The first part of the process of directory-busting is to perform reconnaissance (i.e web-crawling) on the target site. This is because it is necessary to first construct a list of discovered URLs of the target site, from which directory-busting attacks can be performed by altering the file paths of the discovered URLs. For example, let us suppose that our crawler discovered the following URLs:

https://www.example.com/ https://www.example.com/nowhere/ https://www.example.com/nowhere/still_nowhere/

A directory-busting tool can then parse these URLs, and generate a list of URLs to conduct attacks. Such a list might then look like this:

https://www.example.com/secret/ https://www.example.com/nowhere/secret/ https://www.example.com/nowhere/still_nowhere/secret/

Because obviously, if we simply brute-forced the base URL, that wouldn't give us nearly as much coverage as brute-forcing every subdirectory we can find by crawling.

For crawling, our aforementioned directory-busting script uses the output of Jick, a web-crawler that we made and discussed in another article.

After running Jick,

python jick.py --urls https://www.example.com/ --href --iframe --get --post --output crawler_output.txt

We can then use Jick's output file as input for our directory-busting script. It will read the URLs discovered in Jick's output file, and use that file to generate the "attacked" URLs.

python dir_buster.py --target-file crawler_output.txt

Aggression

As mentioned earlier, it is important to be aggressive when brute-force guessing URLs. For this reason, the aforementioned directory-busting script has the following aggressive features:

Firstly, it reads from several text files which contain lines, representing which strings to guess in the URLs.

The directories listed in this file will be iterated through, and the program will try each string with 3 different variations: (1) making the entire string all lowercase, (2) making the entire string all capitalized, and (3) making the first letter capitalized, and every letter after that, all lowercase. For example, if it guesses the string "passwords", it will also guess all of the following strings:

passwords PASSWORDS Passwords

It does this just in case the web-developer uses a slightly different (un)capitalization syntax when typing file/directory names.

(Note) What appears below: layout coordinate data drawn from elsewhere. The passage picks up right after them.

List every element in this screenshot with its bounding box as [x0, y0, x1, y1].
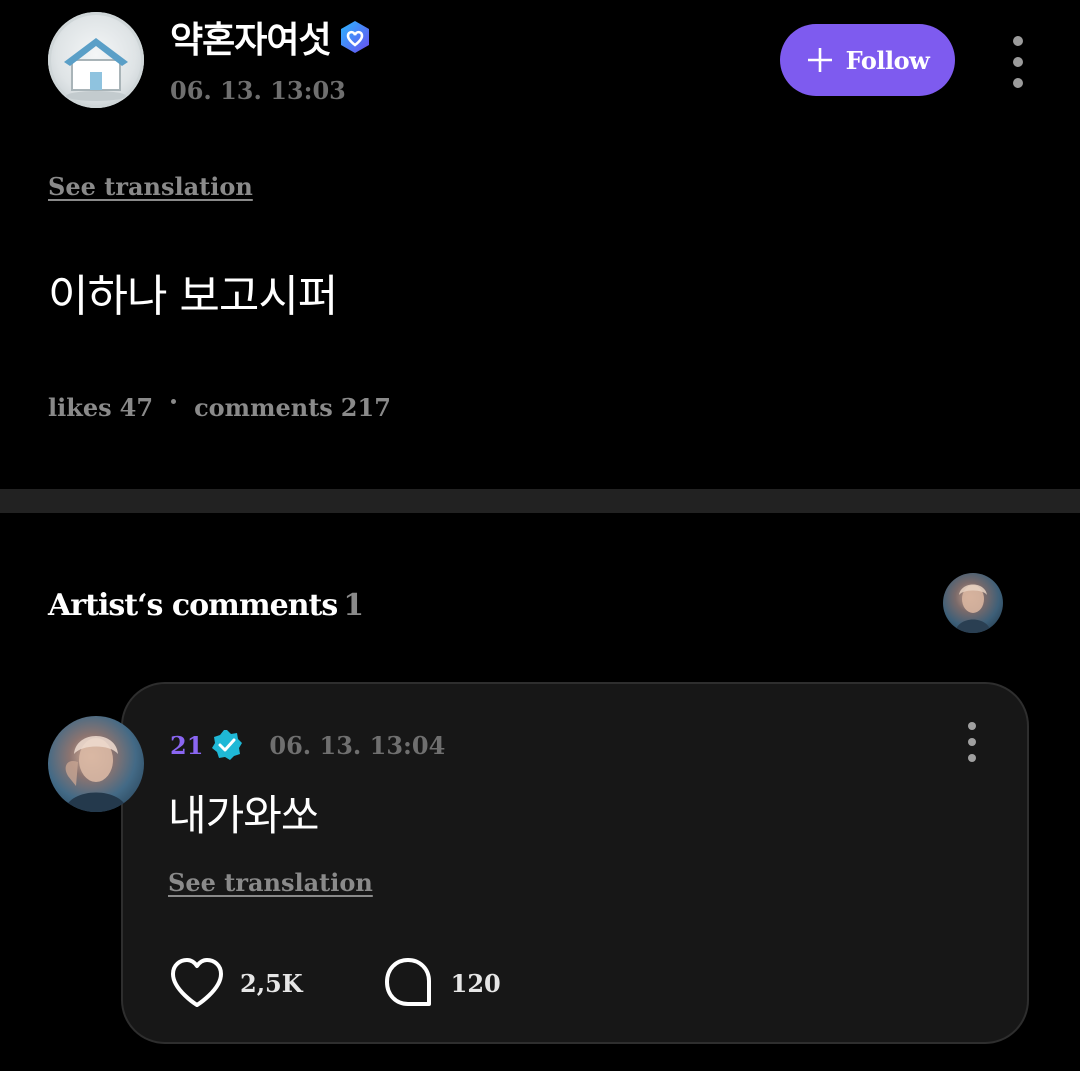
- follow-button-label: Follow: [845, 45, 930, 75]
- comment-author-name[interactable]: 21: [170, 731, 203, 760]
- heart-icon: [171, 958, 223, 1007]
- artist-photo-icon: [955, 584, 991, 633]
- post-more-options-icon[interactable]: [1000, 36, 1036, 88]
- post-body-text: 이하나 보고시퍼: [48, 271, 338, 322]
- plus-icon: [807, 48, 832, 72]
- dot: [968, 722, 976, 730]
- artist-comments-title: Artist‘s comments: [48, 588, 338, 623]
- comment-like-button[interactable]: 2,5K: [168, 956, 303, 1010]
- speech-bubble-icon: [384, 958, 431, 1006]
- follow-button[interactable]: Follow: [780, 24, 955, 96]
- dot: [968, 738, 976, 746]
- artist-verified-badge-icon: [212, 730, 243, 760]
- comment-reply-button[interactable]: 120: [379, 956, 501, 1010]
- comments-label[interactable]: comments: [194, 393, 333, 422]
- comment-reply-count: 120: [450, 968, 501, 998]
- comments-count: 217: [340, 393, 391, 422]
- comment-timestamp: 06. 13. 13:04: [269, 730, 446, 760]
- likes-label[interactable]: likes: [48, 393, 112, 422]
- post-see-translation-link[interactable]: See translation: [48, 172, 253, 201]
- artist-photo-icon: [64, 736, 128, 812]
- dot: [968, 754, 976, 762]
- section-divider: [0, 489, 1080, 513]
- post-stats: likes 47 comments 217: [48, 393, 391, 422]
- artist-comments-count: 1: [343, 588, 364, 623]
- verified-badge-icon: [340, 21, 369, 53]
- comment-more-options-icon[interactable]: [960, 722, 984, 762]
- dot: [1013, 57, 1023, 67]
- likes-count: 47: [119, 393, 154, 422]
- artist-avatar-small[interactable]: [943, 573, 1003, 633]
- comment-like-count: 2,5K: [240, 968, 303, 998]
- dot: [1013, 78, 1023, 88]
- post-author: 약혼자여섯: [170, 12, 373, 62]
- comment-actions: 2,5K 120: [168, 955, 501, 1011]
- dot: [1013, 36, 1023, 46]
- house-icon: [64, 38, 128, 101]
- artist-comments-heading: Artist‘s comments 1: [48, 588, 364, 623]
- post-author-avatar[interactable]: [48, 12, 144, 108]
- post-timestamp: 06. 13. 13:03: [170, 76, 346, 105]
- comment-author: 21 06. 13. 13:04: [170, 728, 445, 762]
- comment-author-avatar[interactable]: [48, 716, 144, 812]
- stats-separator-dot: [171, 399, 177, 404]
- comment-body-text: 내가와쏘: [168, 791, 320, 840]
- post-author-name[interactable]: 약혼자여섯: [170, 11, 332, 63]
- comment-see-translation-link[interactable]: See translation: [168, 868, 373, 897]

Secondly, there is 1 file for directory names to guess. Just like with directory names, these filenames will be varied according to the 3 aforementioned schemes.

Lastly, is another file for which filenames to guess. However, this list contains only filenames which will not be modified - i.e it will not have it's capitalization altered in order to test it output according to different capitalization schemes. This is for files such as .htaccess which will probably always follow the same capitalization rules. (Because who types their .htaccess file as ".HTACCESS"?)

And although this isn't quite the same thing as the previously-mentioned 3 files, the script does contain another file for trying out different file extensions. This way, each guess for filenames will also be tried with all the extensions in this list.

Conducting the attack

The files contained in the directory-buster's directory will represent some of the most obvious things to try, for the purpose of directory-cracking. However, running the script will take some time, as even a set of short filelists (i.e directory names, filenames, file extensions, and Jick's output file of URLs discovered on the target) can quickly multiply into tens of thousands of URLs to guess. So grab yourself a Dr. Pepper and sit back while the directory-buster does its thing. Then, when (or if) a sensitive URL is discovered to have been left publicly accessible on the web, you will have successfully humiliated the developers of that website.